Kim Bu Judith?

Cuma, Eylül 18, 2015

Yazıyor...





Kalem çok inanılmazdır. Sihirli gibi. Onu alıp gökyüzüne çıkıp bir kuş gibi uçabilirsin, yerin yedi kat altına girip ateşin yakıcılığını hissedebilirsin, bir çocuğun gülüşüne dokunabilirsin, ölüleri duyabilirsin, O’nu görebilirsin. Hepsi kaleminin ucundadır. Sen kalemle yazmazsın, kalem senle yazar. Onu eline alırsın, kâğıda değdiği an sözcükler kendiliğinden dökülür. Sen de kendini yazar sanırsın.

Yazarken her şey eşlik eder sana. Kendisine can oldukların, yâr dediklerin, yâren bildiklerin, ağaçlar, gökyüzü, kelebekler, kuşlar, bütün kâinat. Hepsi senle beraber yazar. Yazdıkların yaşadıklarından bağımsız olamaz hiçbir zaman. Sevdiğin birini kaybettiysen hikâyendeki çocuk da birini kaybeder. Mutluysan hikâyendeki çocuk annesinden bir öpücük alır. Kızgınsan, hikâyendeki çocuk en sevdiği oyuncağını kırıp atar. Âşıksan, hikâyendeki çocuk bir kelebeğe dokunur. Sen hikâyende kendini anlatırsın. Yazarken bine bölünürsün. Her biri farklı bir şeyi fısıldar sana, sen onları yazarsın.

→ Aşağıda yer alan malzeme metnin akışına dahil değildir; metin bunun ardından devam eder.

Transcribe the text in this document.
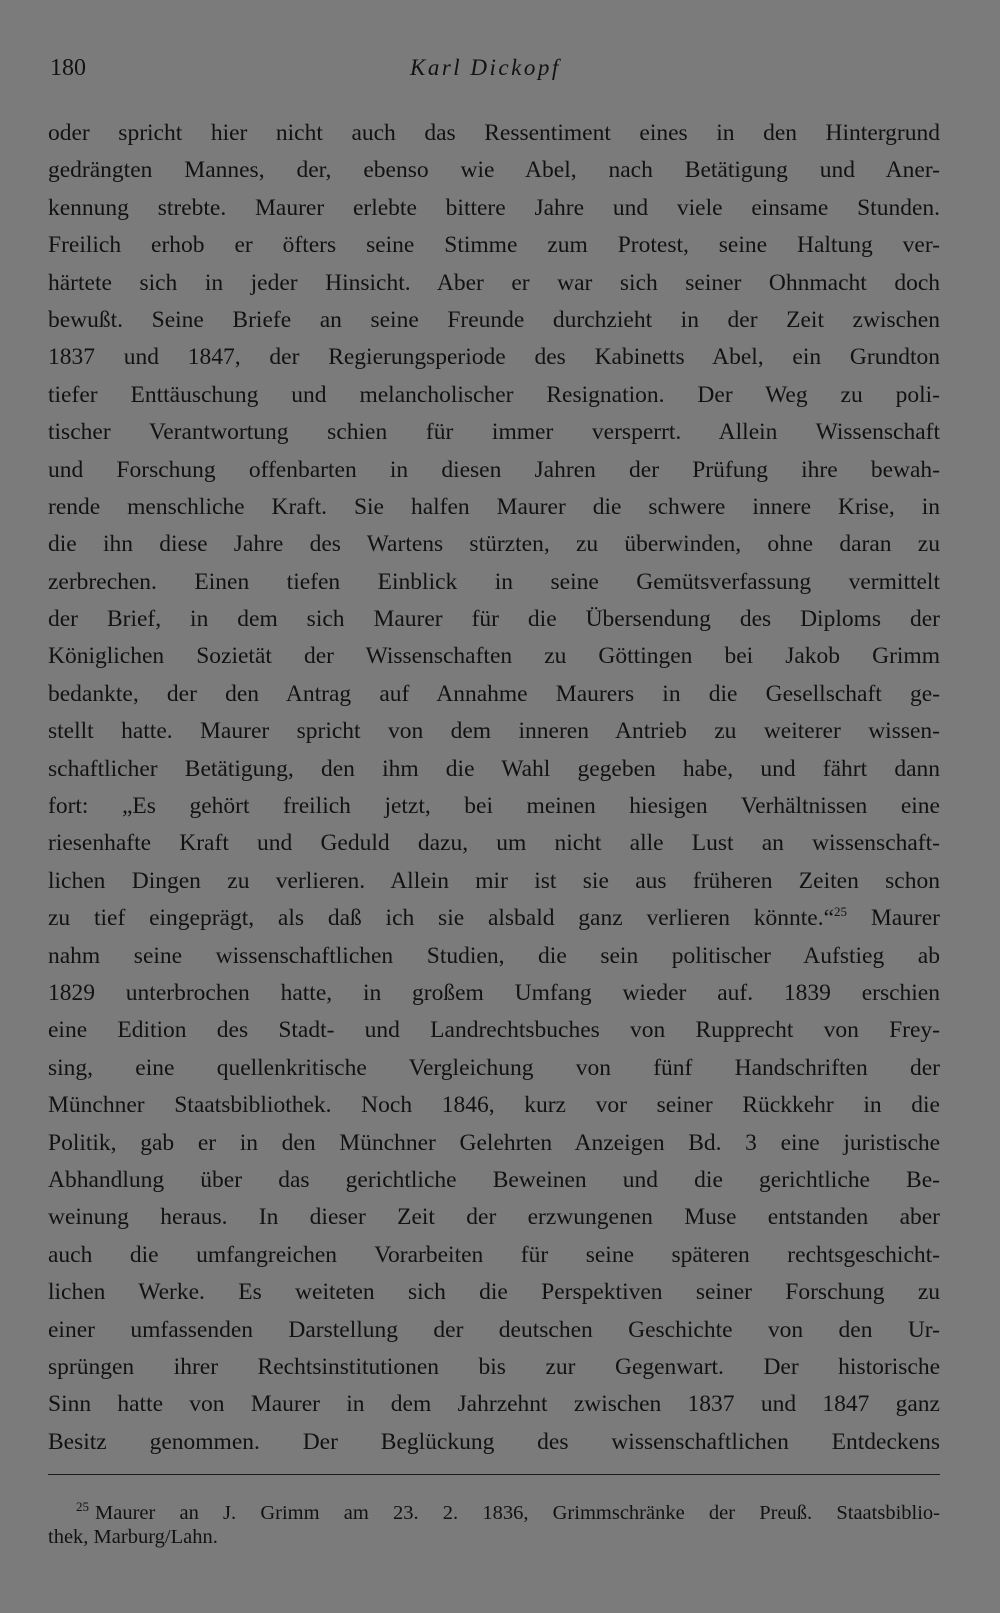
180	Karl Dickopf
oder spricht hier nicht auch das Ressentiment eines in den Hintergrund
gedrängten Mannes, der, ebenso wie Abel, nach Betätigung und Aner-
kennung strebte. Maurer erlebte bittere Jahre und viele einsame Stunden.
Freilich erhob er öfters seine Stimme zum Protest, seine Haltung ver-
härtete sich in jeder Hinsicht. Aber er war sich seiner Ohnmacht doch
bewußt. Seine Briefe an seine Freunde durchzieht in der Zeit zwischen
1837 und 1847, der Regierungsperiode des Kabinetts Abel, ein Grundton
tiefer Enttäuschung und melancholischer Resignation. Der Weg zu poli-
tischer Verantwortung schien für immer versperrt. Allein Wissenschaft
und Forschung offenbarten in diesen Jahren der Prüfung ihre bewah-
rende menschliche Kraft. Sie halfen Maurer die schwere innere Krise, in
die ihn diese Jahre des Wartens stürzten, zu überwinden, ohne daran zu
zerbrechen. Einen tiefen Einblick in seine Gemütsverfassung vermittelt
der Brief, in dem sich Maurer für die Übersendung des Diploms der
Königlichen Sozietät der Wissenschaften zu Göttingen bei Jakob Grimm
bedankte, der den Antrag auf Annahme Maurers in die Gesellschaft ge-
stellt hatte. Maurer spricht von dem inneren Antrieb zu weiterer wissen-
schaftlicher Betätigung, den ihm die Wahl gegeben habe, und fährt dann
fort: „Es gehört freilich jetzt, bei meinen hiesigen Verhältnissen eine
riesenhafte Kraft und Geduld dazu, um nicht alle Lust an wissenschaft-
lichen Dingen zu verlieren. Allein mir ist sie aus früheren Zeiten schon
zu tief eingeprägt, als daß ich sie alsbald ganz verlieren könnte.“$^{25}$ Maurer
nahm seine wissenschaftlichen Studien, die sein politischer Aufstieg ab
1829 unterbrochen hatte, in großem Umfang wieder auf. 1839 erschien
eine Edition des Stadt- und Landrechtsbuches von Rupprecht von Frey-
sing, eine quellenkritische Vergleichung von fünf Handschriften der
Münchner Staatsbibliothek. Noch 1846, kurz vor seiner Rückkehr in die
Politik, gab er in den Münchner Gelehrten Anzeigen Bd. 3 eine juristische
Abhandlung über das gerichtliche Beweinen und die gerichtliche Be-
weinung heraus. In dieser Zeit der erzwungenen Muse entstanden aber
auch die umfangreichen Vorarbeiten für seine späteren rechtsgeschicht-
lichen Werke. Es weiteten sich die Perspektiven seiner Forschung zu
einer umfassenden Darstellung der deutschen Geschichte von den Ur-
sprüngen ihrer Rechtsinstitutionen bis zur Gegenwart. Der historische
Sinn hatte von Maurer in dem Jahrzehnt zwischen 1837 und 1847 ganz
Besitz genommen. Der Beglückung des wissenschaftlichen Entdeckens
$^{25}$ Maurer an J. Grimm am 23. 2. 1836, Grimmschränke der Preuß. Staatsbiblio-
thek, Marburg/Lahn.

Kalem arsızdır. Yapışır kalır eline. Sen bırakmak istersin ama o, hikâye bitmeden seni bırakmaz. Bazen cümlelerin üst üste atlar. Hepsini bir anda yazmak istersin, kalbin sıkışır. 

Yazdıklarında yaşanmışlık varsa, sen yaşadıklarını anlatıyorsan bu farklıdır herhangi bir hikâyeden. Onu yazan elin değil kalbindir. Allah gönlünün perdesini aralamış, sözcükler bir bir çıkar perdenin arkasından, elinden kaleme, kalemden kâğıda dökülür. Bu yüzden daha güzeldir.

Yazdıkların, dolayısıyla yaşadıkların sana çok şey öğretir. Yazarken bir kere daha yaşarsın. Bir kere daha geçersin o yollardan. Bir kere daha acıtır, bir kere daha sevindirir, bir kere daha kızdırır. Elini ateşe tutup yaktığını yazıyorsan o ateşin acısını yine hissedersin. Mutluluktan ağladığını yazıyorsan gözyaşlarını yine tutamazsın. Yazmak, yeniden yaşamaktır çünkü.

Kelimeler anne gibidir. Anneni üzsen de, kırsan da seni asla bırakmaz. Ondan kaçamazsın. Bir kere elini tuttuysa annen, ondan kurtulman imkânsızdır. Sen her ne kadar kurtulmak istediğini söylesen de dilinle, gönlün aslında tam tersini ister. Annen seni hiç bırakmasın istersin. 

Kalem kırılgandır. Onu bırakırsan sana küser. Seni bırakmaz, ama üzersin onu. Gün gelir senden hesap sorar. Yazmaktan vazgeçme. Bir kelime bile olsa. Bazen sayfalarca yazsan anlatamayacağın şeyi tek bir kelimeyle anlatırsın: HİÇ.

Kaleminin boyasını kağıda dökmezsen, o senin kalbine dökülmeye başlar, kararırsın.